My phobia was born in 1995.  I was routinely seen due to a possible squint.  During the exam, the doctor spotted some pigmentation in the back of my eye.  Within weeks I was in front of specialists, trying to confirm a diagnosis of retinitis pigmentosa.  A degenerative condition that would leave me blind by 25.

I don’t remember much about that appointment.  I do remember, looking at a plastic cup of water, given to me by a nurse during my first ever panic attack.  I was reassured.  There was pigmentation but no disease. It was a mistake.

A mistake that I carry to this day.

Fast forward to this week.  I’m struggling with dry eyes, wavy lines in my peripheral vision and shimmering auras intermittently.  I’m sat in an eye unit, looking into the light.  Yellow drops go in, to show surface problems. Dilating drops go in next, to allow the full retina to be examined.  I was then sent for a vision field OCT scan.  All of this was horrific for my anxiety.  My heart was racing.  I thought I was going to be sick.  A young nurse sat with me, next to a fan, while I drank water from their trusty plastic cups.

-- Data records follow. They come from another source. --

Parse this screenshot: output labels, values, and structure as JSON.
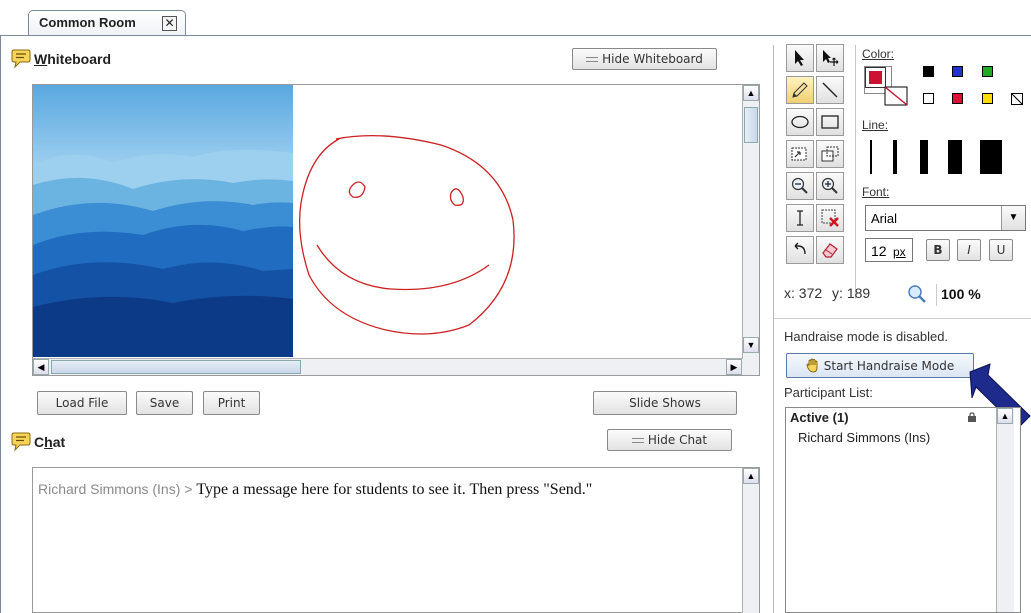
{
  "tab": {
    "title": "Common Room",
    "close": "✕"
  },
  "whiteboard": {
    "title_first": "W",
    "title_rest": "hiteboard",
    "hide_label": "Hide Whiteboard",
    "load_label": "Load File",
    "save_label": "Save",
    "print_label": "Print",
    "slides_label": "Slide Shows"
  },
  "chat": {
    "title_first": "C",
    "title_second": "h",
    "title_rest": "at",
    "hide_label": "Hide Chat",
    "sender": "Richard Simmons (Ins)",
    "separator": " > ",
    "message": "Type a message here for students to see it. Then press \"Send.\""
  },
  "toolbox": {
    "color_label": "Color:",
    "line_label": "Line:",
    "font_label": "Font:",
    "font_value": "Arial",
    "font_size": "12",
    "font_size_unit": "px",
    "bold": "B",
    "italic": "I",
    "underline": "U",
    "colors": [
      "#000000",
      "#2233cc",
      "#22aa22",
      "#ffffff",
      "#dd1133",
      "#ffdd00"
    ],
    "selected_color": "#cc1133",
    "tools": [
      "select-arrow",
      "move-select",
      "pencil",
      "line",
      "ellipse",
      "rectangle",
      "image-insert",
      "copy-object",
      "zoom-out",
      "zoom-in",
      "text-cursor",
      "delete-selection",
      "undo",
      "eraser"
    ]
  },
  "coords": {
    "x_label": "x:",
    "x": "372",
    "y_label": "y:",
    "y": "189",
    "zoom": "100 %"
  },
  "handraise": {
    "status": "Handraise mode is disabled.",
    "start_label": "Start Handraise Mode"
  },
  "participants": {
    "label": "Participant List:",
    "active_header": "Active (1)",
    "items": [
      "Richard Simmons (Ins)"
    ]
  },
  "colors": {
    "drawing": "#cc2222",
    "arrow": "#1e2a8c",
    "frame": "#7a8a99"
  }
}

I cried.  I have been through so much already.  Another illness seemed almost unfair, given my previous and ongoing medical issues.  My poor husband, he’s not very emotionally strong.  My baby girl, she needs me.  Thinking of her in that moment made me smile.   She’s perfect.  Everything that went wrong for me was made right in her.  My beautiful girl…

Results were in… all appeared fine.   The same doctor was back, waving a pen in front of my face.  Following his pen, left to right, up and down, he jumps up to speak to a colleague.  I can hear him in the next cubicle, talking about Nystagmus.  He then asks me to see another doctor across the hall.   I am beside myself.  What the fuck is Nystagmus!  I felt the walls closing in.

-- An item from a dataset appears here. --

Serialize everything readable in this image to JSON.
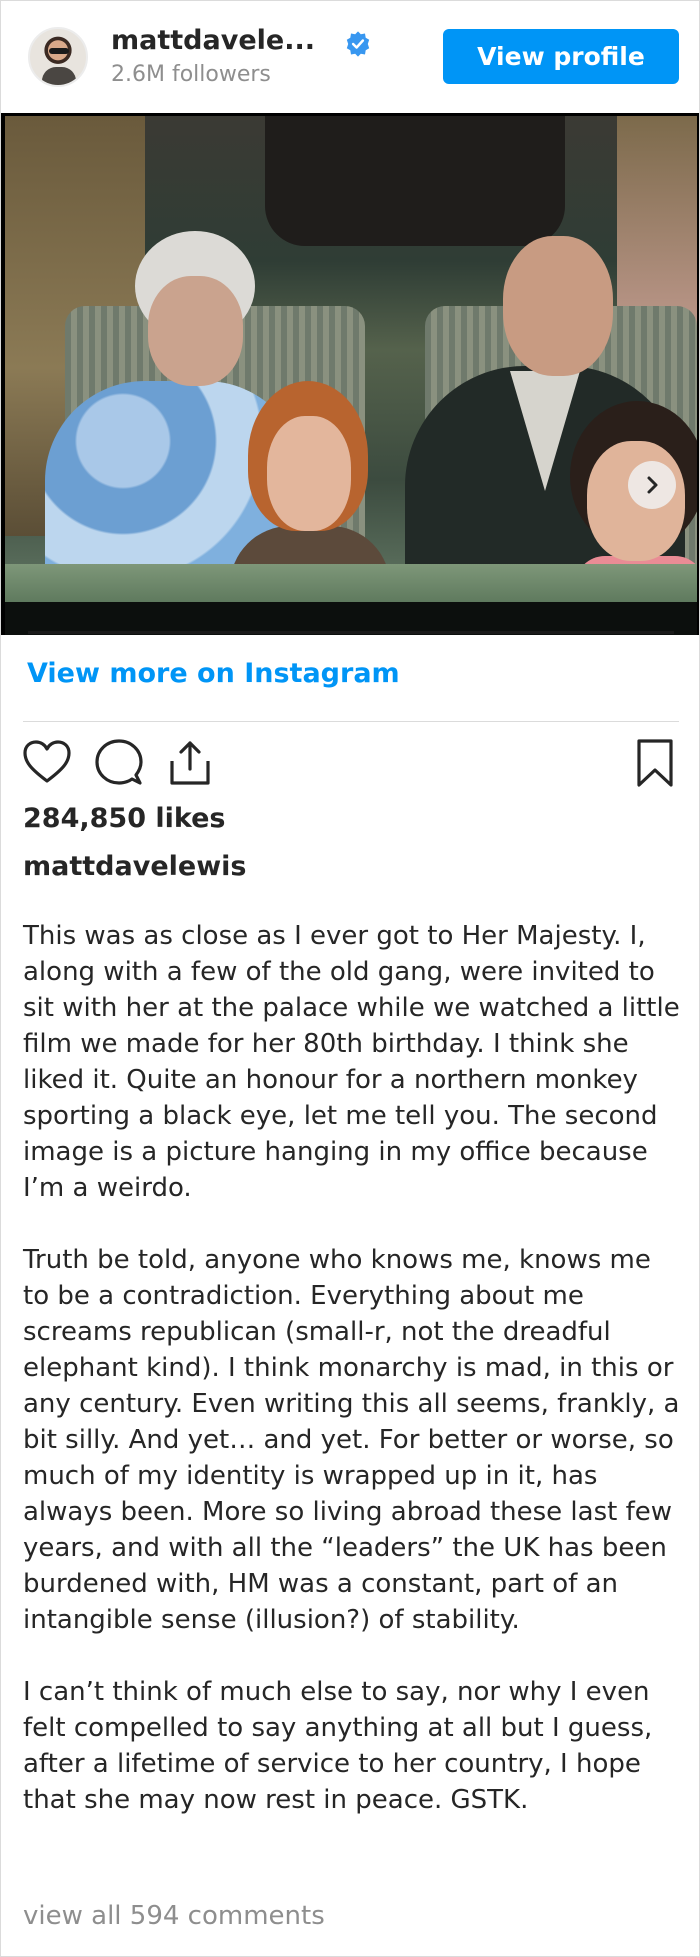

I then sat across from a lovely woman, who waved more pens and lights in my face.  Looking left, looking right. Up and down.

“Nope, can’t see it.  There is nothing wrong, regarding movement of the eye”.   Nystagmus is a condition that causes involuntary eye movement.  Usually this is picked up in childhood or acquired later in life, due to diseases such as MS or brain tumors.  

After two and a half hours, I am sent home with no answers.  They can’t find a reason for my problem.  I am relieved and more anxious than before.  I was advised to go back if it gets worse.

My panic attacks are now daily.  Much like the peripheral waves and shimmers.  If they are not there, I look for them.  Emotionally I am a wreck.  I have a GP appointment booked, to check if there is anything else, that could be causing it.  There is also another eye unit, that I am planning to attend for a second opinion.  I am scared that I have no answers but also scared I will get some.

I hugged my daughter tighter this week.  Looked at her for longer.  It’s weird how fear can make you laser focused but completely paralysed at the same time.

16 days into the New Year.  Never a dull moment.